Wahlatmosphäre und Perspektiven
Viele gingen davon aus, dass die Aufdeckung zahlreicher Korruptionsskandale der jetzigen Regierung, Beispiele von Verfassungsverstößen sowie die Erstickung freier Medien in Serbien die Motivation der Bürger zum Regierungswechsel stärker steigen ließen, als die Ergebnisse zeigen. Statt bis 20 Uhr waren die Wahllokale dieses Mal aufgrund des gestiegenen Interesses bis 22 Uhr geöffnet. In der Wahlnacht erklärte die Regierungspartei jedoch bald wieder ihren Sieg. Dies wurde von ihr und dem Staatspräsidenten Aleksandar Vučić entgegen den vorgeschriebenen demokratischen Verfahren durchgeführt, nach denen die staatlichen Wahlkommissionen als erste die Ergebnisse der Abstimmung bekannt gab. Diese Tatsache spiegelt den tatsächlichen Stand der Dinge in Serbien wieder – der Staat und die staatlichen Institutionen sind eigentlich -Aleksandar Vučić. Wie in jedem totalitären Staat verwaltet er und eine kleine Clique von Menschen um ihn herum, alle Hebel der Macht und mischt sich überall ein. Nach dem Präsidenten kündigte die Landeswahlkommission an, die Ergebnisse erst am kommenden Tag um 20 Uhr bekannt zu geben! Auch alle Oppositionsparteien verstummten, was ihre Wähler weiter enttäuschte. Allerdings zeigt dies auch den Stand der Dinge bei der serbischen Opposition: Uneinig, oft orientierungslos, mit öffentlich sichtbaren internen Reibungen, vor allem aber öffentlich von Behörden und Regimemedien heftig verachtet, zog sich die Opposition 2019 aus dem serbischen Parlament zurück. Dutzende Parteien und Bewegungen würden sich kurz vor diesen Wahlen zusammenschließen, aber nicht in einem, sondern in drei Koalitionsbündnissen. Eine schnelle und konkrete Reaktion oder ein offizielles Statement der Opposition war umso notwendiger, als am Wahltag Auslassungen und physische Auseinandersetzungen bei den Wahlen auffielen. Der Führer der oppositionellen Bewegung Freier Bürger wurde ebenfalls körperlich angegriffen, als er bemerkte, dass im Wahllokal von Vertretern der regierenden Opposition parallele Wählerlisten geführt wurden, und ihn aufforderte, dies zu dokumentieren und auszusetzen. Dies wurde bereits während der Abstimmung von den unabhängigen serbischen Medien berichtet und sofort von Viola von Cramon sowie ODHIR – dem Gremium zur Beobachtung der Wahlen innerhalb der OSCE – darauf hingewiesen:
„Anwaltsteams der Opposition liegen Beweise für Unregelmäßigkeiten und Wahlbetrug vor“, sagte Nebojša Zelenović, Inhaber der parlamentarischen Liste der grün-linken Koalition „Wir müssen“, die auch Auslöser von Umweltprotesten in Serbien war. Der Präsidentschaftskandidat dieser Oppositionskoalition war übrigens eine Frau – Prof. Dr. Biljana Stojković, eine konsequente Kämpferin für Menschen- und Umweltrechte.

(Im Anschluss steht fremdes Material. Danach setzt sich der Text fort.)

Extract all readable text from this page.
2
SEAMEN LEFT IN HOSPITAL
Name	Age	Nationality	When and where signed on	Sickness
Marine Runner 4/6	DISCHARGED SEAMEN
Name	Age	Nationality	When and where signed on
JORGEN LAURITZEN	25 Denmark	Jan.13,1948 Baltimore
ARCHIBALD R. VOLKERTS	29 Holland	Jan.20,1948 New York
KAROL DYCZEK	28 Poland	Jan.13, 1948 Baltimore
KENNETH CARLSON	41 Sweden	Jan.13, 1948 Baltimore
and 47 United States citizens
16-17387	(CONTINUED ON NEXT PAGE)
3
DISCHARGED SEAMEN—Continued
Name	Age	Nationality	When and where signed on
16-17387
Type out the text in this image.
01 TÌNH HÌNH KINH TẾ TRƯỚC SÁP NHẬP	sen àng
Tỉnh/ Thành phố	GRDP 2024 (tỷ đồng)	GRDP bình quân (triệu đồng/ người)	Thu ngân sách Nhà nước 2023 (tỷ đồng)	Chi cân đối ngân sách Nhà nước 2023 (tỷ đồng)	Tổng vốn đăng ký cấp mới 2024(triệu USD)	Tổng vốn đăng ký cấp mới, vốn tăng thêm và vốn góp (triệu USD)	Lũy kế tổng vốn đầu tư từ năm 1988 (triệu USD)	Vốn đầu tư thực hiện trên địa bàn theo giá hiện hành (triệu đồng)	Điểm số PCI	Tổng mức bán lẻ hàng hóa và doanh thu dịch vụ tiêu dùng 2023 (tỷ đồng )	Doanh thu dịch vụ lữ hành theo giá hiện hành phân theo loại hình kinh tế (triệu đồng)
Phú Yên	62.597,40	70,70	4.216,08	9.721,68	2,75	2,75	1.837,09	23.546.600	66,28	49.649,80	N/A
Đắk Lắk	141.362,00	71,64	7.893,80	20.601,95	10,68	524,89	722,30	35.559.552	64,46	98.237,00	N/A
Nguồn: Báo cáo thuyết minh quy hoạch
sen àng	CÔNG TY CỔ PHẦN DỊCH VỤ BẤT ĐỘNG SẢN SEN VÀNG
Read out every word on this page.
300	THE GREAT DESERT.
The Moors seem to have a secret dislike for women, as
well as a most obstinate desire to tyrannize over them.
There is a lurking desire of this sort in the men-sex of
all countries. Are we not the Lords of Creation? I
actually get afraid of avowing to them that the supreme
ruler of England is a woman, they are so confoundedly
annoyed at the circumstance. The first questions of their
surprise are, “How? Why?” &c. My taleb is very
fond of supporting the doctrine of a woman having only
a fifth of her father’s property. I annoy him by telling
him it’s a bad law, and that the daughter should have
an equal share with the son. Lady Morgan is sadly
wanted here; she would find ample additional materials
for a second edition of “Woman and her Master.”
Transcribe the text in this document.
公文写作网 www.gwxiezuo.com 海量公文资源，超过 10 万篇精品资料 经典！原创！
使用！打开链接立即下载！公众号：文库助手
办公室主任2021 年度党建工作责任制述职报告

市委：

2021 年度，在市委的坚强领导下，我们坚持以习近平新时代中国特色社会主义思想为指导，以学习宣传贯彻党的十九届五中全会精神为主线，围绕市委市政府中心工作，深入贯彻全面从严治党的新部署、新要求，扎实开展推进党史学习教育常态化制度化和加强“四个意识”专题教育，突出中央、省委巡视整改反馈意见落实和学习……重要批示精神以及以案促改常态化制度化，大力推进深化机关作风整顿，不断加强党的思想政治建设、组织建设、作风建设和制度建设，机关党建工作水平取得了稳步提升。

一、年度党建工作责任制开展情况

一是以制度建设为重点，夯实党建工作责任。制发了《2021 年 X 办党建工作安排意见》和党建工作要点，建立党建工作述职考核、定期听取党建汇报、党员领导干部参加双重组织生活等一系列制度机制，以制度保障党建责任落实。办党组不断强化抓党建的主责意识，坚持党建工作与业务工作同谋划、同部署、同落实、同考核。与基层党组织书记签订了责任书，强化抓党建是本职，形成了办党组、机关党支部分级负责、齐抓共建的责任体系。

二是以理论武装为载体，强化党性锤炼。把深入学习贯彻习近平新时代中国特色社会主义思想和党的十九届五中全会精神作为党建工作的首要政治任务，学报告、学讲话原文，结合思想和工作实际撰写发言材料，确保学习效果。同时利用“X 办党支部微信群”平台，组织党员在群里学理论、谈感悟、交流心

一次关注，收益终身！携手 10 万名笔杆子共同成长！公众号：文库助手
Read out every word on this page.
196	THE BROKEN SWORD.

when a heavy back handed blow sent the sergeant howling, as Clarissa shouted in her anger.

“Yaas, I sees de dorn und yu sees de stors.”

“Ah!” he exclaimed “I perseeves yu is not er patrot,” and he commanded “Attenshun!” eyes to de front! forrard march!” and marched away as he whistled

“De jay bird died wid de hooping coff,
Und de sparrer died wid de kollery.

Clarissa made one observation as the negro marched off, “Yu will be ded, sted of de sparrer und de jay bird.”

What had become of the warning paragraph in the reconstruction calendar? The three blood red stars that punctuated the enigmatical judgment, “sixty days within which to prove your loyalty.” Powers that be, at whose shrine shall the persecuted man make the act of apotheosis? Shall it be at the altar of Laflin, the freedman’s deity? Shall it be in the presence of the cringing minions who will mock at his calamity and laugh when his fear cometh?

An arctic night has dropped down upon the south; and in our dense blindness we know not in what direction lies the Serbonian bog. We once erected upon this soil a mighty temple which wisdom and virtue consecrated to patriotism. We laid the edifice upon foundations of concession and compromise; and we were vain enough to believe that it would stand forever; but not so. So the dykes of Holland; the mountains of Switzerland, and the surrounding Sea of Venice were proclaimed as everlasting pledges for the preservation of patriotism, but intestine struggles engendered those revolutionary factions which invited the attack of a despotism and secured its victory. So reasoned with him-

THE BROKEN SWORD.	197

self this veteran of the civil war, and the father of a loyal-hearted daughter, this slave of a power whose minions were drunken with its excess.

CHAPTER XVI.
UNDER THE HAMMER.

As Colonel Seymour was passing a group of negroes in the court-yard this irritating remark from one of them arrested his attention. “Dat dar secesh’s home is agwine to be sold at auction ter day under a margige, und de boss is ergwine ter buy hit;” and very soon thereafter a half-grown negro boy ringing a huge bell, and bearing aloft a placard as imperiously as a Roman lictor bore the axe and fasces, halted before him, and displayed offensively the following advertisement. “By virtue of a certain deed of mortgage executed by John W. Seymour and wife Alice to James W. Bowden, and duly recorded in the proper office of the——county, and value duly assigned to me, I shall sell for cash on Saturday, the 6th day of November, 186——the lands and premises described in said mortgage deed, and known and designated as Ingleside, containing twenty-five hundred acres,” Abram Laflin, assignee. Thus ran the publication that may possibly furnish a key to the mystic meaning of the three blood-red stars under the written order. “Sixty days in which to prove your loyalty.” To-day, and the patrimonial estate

Die Depression vieler serbischer Bürger hat ihre tiefen Gründe. Die Tatsache, dass die Opposition in den Landtag zurückgekehrt ist und die pro-demokratische Opposition in 55 Wahllokalen, in denen die Wahlen am 16. April wiederholt werden, eine Chance hat, ihren Status zu verbessern, zeugt jedoch von einem gewissen Optimismus. Es bleibt allerdings die Frage, wie die Wahlbedingungen verbessert werden können, unter denen der Vorwahl- und Wahlprozess stattfindet, der sich wiederum als sehr unfair herausgestellt hat.
Vladimir Radinović, Community-Radio-Experte aus Belgrad und Gründer des Portals podcast.rs, spricht über diesen „Knoten von Gordy“ serbischer politischer und gesellschaftlicher Realität. Vladimir ist am 7. Juli in einer Talkrunde auf dem Internationalen Donaufest zu Gast in Ulm, zu hören im Rahmen einer Live Übertragung direkt vom Festgelände.